A central claim of community-based adaptation (CBA) is that it increases resilience. Yet the concept of resilience is treated inconsistently in CBA, obscuring discussion of the limitations and benefits of resilience thinking and undermining evaluation of resilience outcomes in target communities. This paper examines different participatory assessment activities carried out as part of CBA case studies in Timor-Leste and Solomon Islands.
The activities and their outputs were assessed against 10 characteristics of resilience previously identified in a systematic review. The findings offer support to the claim that CBA can build resilience in target communities, revealing the inherent strengths of CBA in relation to resilience. However, it is necessary for CBA assessments to simultaneously incorporate activities that consider cultural, political, economic and ecological factors influencing resilience within and between communities. This may demand multiple staff with different skills.
The findings also highlight the importance of politics and power in shaping adaptive capacity.
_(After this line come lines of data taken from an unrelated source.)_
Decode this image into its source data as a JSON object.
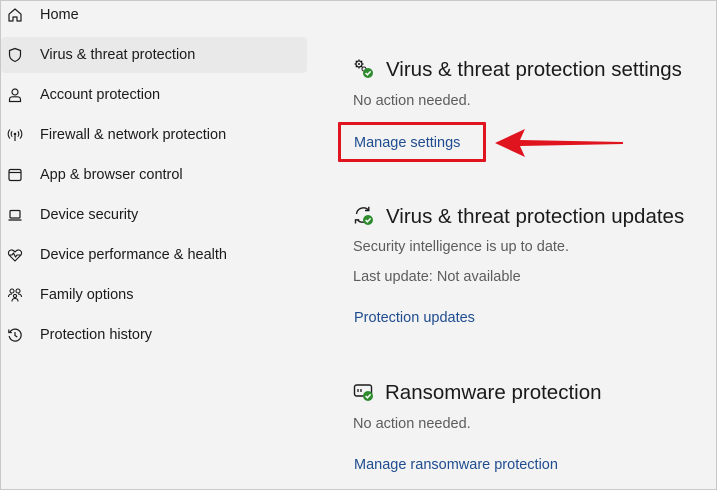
{
  "sidebar": {
    "items": [
      {
        "label": "Home",
        "icon": "home-icon"
      },
      {
        "label": "Virus & threat protection",
        "icon": "shield-icon",
        "selected": true
      },
      {
        "label": "Account protection",
        "icon": "person-icon"
      },
      {
        "label": "Firewall & network protection",
        "icon": "antenna-icon"
      },
      {
        "label": "App & browser control",
        "icon": "app-window-icon"
      },
      {
        "label": "Device security",
        "icon": "laptop-icon"
      },
      {
        "label": "Device performance & health",
        "icon": "heartbeat-icon"
      },
      {
        "label": "Family options",
        "icon": "family-icon"
      },
      {
        "label": "Protection history",
        "icon": "history-icon"
      }
    ]
  },
  "main": {
    "settings": {
      "title": "Virus & threat protection settings",
      "status": "No action needed.",
      "link": "Manage settings",
      "icon": "gear-check-icon"
    },
    "updates": {
      "title": "Virus & threat protection updates",
      "status": "Security intelligence is up to date.",
      "last_update": "Last update: Not available",
      "link": "Protection updates",
      "icon": "refresh-check-icon"
    },
    "ransomware": {
      "title": "Ransomware protection",
      "status": "No action needed.",
      "link": "Manage ransomware protection",
      "icon": "drive-check-icon"
    }
  },
  "colors": {
    "link": "#1f4c8f",
    "highlight": "#e0141e",
    "check_green": "#2e8b2e",
    "selected_bg": "#e9e9e9"
  }
}
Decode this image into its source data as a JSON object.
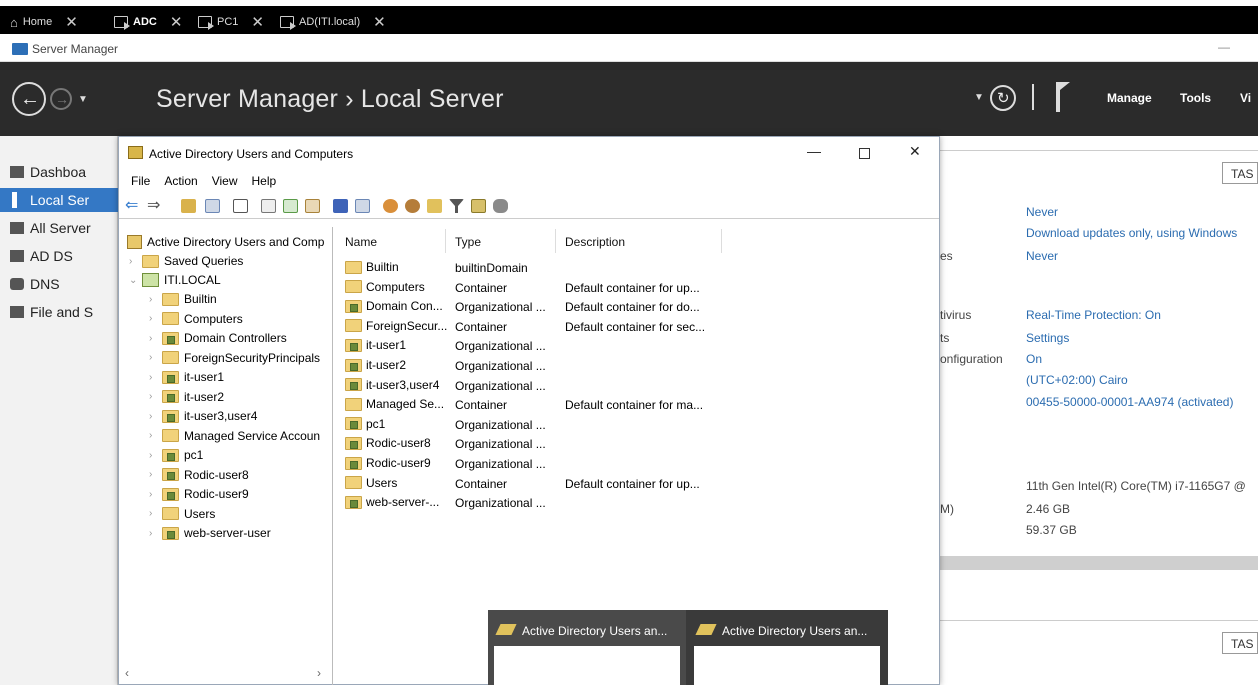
{
  "vm_tabs": [
    {
      "label": "Home",
      "active": false
    },
    {
      "label": "ADC",
      "active": true
    },
    {
      "label": "PC1",
      "active": false
    },
    {
      "label": "AD(ITI.local)",
      "active": false
    }
  ],
  "server_manager": {
    "title": "Server Manager",
    "breadcrumb": "Server Manager › Local Server",
    "menu": [
      "Manage",
      "Tools",
      "Vi"
    ],
    "nav": [
      "Dashboa",
      "Local Ser",
      "All Server",
      "AD DS",
      "DNS",
      "File and S"
    ]
  },
  "right_panel": {
    "tasks": "TAS",
    "tasks2": "TAS",
    "labels": [
      "es",
      "tivirus",
      "ts",
      "onfiguration",
      "M)"
    ],
    "values": [
      "Never",
      "Download updates only, using Windows",
      "Never",
      "Real-Time Protection: On",
      "Settings",
      "On",
      "(UTC+02:00) Cairo",
      "00455-50000-00001-AA974 (activated)",
      "11th Gen Intel(R) Core(TM) i7-1165G7 @",
      "2.46 GB",
      "59.37 GB"
    ]
  },
  "ad_window": {
    "title": "Active Directory Users and Computers",
    "menu": [
      "File",
      "Action",
      "View",
      "Help"
    ],
    "tree": {
      "root": "Active Directory Users and Comp",
      "saved": "Saved Queries",
      "domain": "ITI.LOCAL",
      "children": [
        "Builtin",
        "Computers",
        "Domain Controllers",
        "ForeignSecurityPrincipals",
        "it-user1",
        "it-user2",
        "it-user3,user4",
        "Managed Service Accoun",
        "pc1",
        "Rodic-user8",
        "Rodic-user9",
        "Users",
        "web-server-user"
      ]
    },
    "columns": [
      "Name",
      "Type",
      "Description"
    ],
    "rows": [
      {
        "name": "Builtin",
        "type": "builtinDomain",
        "desc": "",
        "ou": false
      },
      {
        "name": "Computers",
        "type": "Container",
        "desc": "Default container for up...",
        "ou": false
      },
      {
        "name": "Domain Con...",
        "type": "Organizational ...",
        "desc": "Default container for do...",
        "ou": true
      },
      {
        "name": "ForeignSecur...",
        "type": "Container",
        "desc": "Default container for sec...",
        "ou": false
      },
      {
        "name": "it-user1",
        "type": "Organizational ...",
        "desc": "",
        "ou": true
      },
      {
        "name": "it-user2",
        "type": "Organizational ...",
        "desc": "",
        "ou": true
      },
      {
        "name": "it-user3,user4",
        "type": "Organizational ...",
        "desc": "",
        "ou": true
      },
      {
        "name": "Managed Se...",
        "type": "Container",
        "desc": "Default container for ma...",
        "ou": false
      },
      {
        "name": "pc1",
        "type": "Organizational ...",
        "desc": "",
        "ou": true
      },
      {
        "name": "Rodic-user8",
        "type": "Organizational ...",
        "desc": "",
        "ou": true
      },
      {
        "name": "Rodic-user9",
        "type": "Organizational ...",
        "desc": "",
        "ou": true
      },
      {
        "name": "Users",
        "type": "Container",
        "desc": "Default container for up...",
        "ou": false
      },
      {
        "name": "web-server-...",
        "type": "Organizational ...",
        "desc": "",
        "ou": true
      }
    ]
  },
  "previews": [
    "Active Directory Users an...",
    "Active Directory Users an..."
  ]
}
In particular, addressing the highly context-specific nature of social, cultural and political relations demands an approach that is situated in and responsive to local realities. Overall, the case studies suggest that using the 10 characteristics as an analytical framework offers support to practitioners looking to develop, implement or evaluate CBA assessment activities. Yet within this, it is critical that a focus on increasing resilience through CBA does not preclude transformation in social relations.
Realizing the potential to support resilience and transformation requires CBA practitioners to acknowledge the multifaceted nature of resilience, while also paying close attention to multiple potential barriers to equitable adaptation.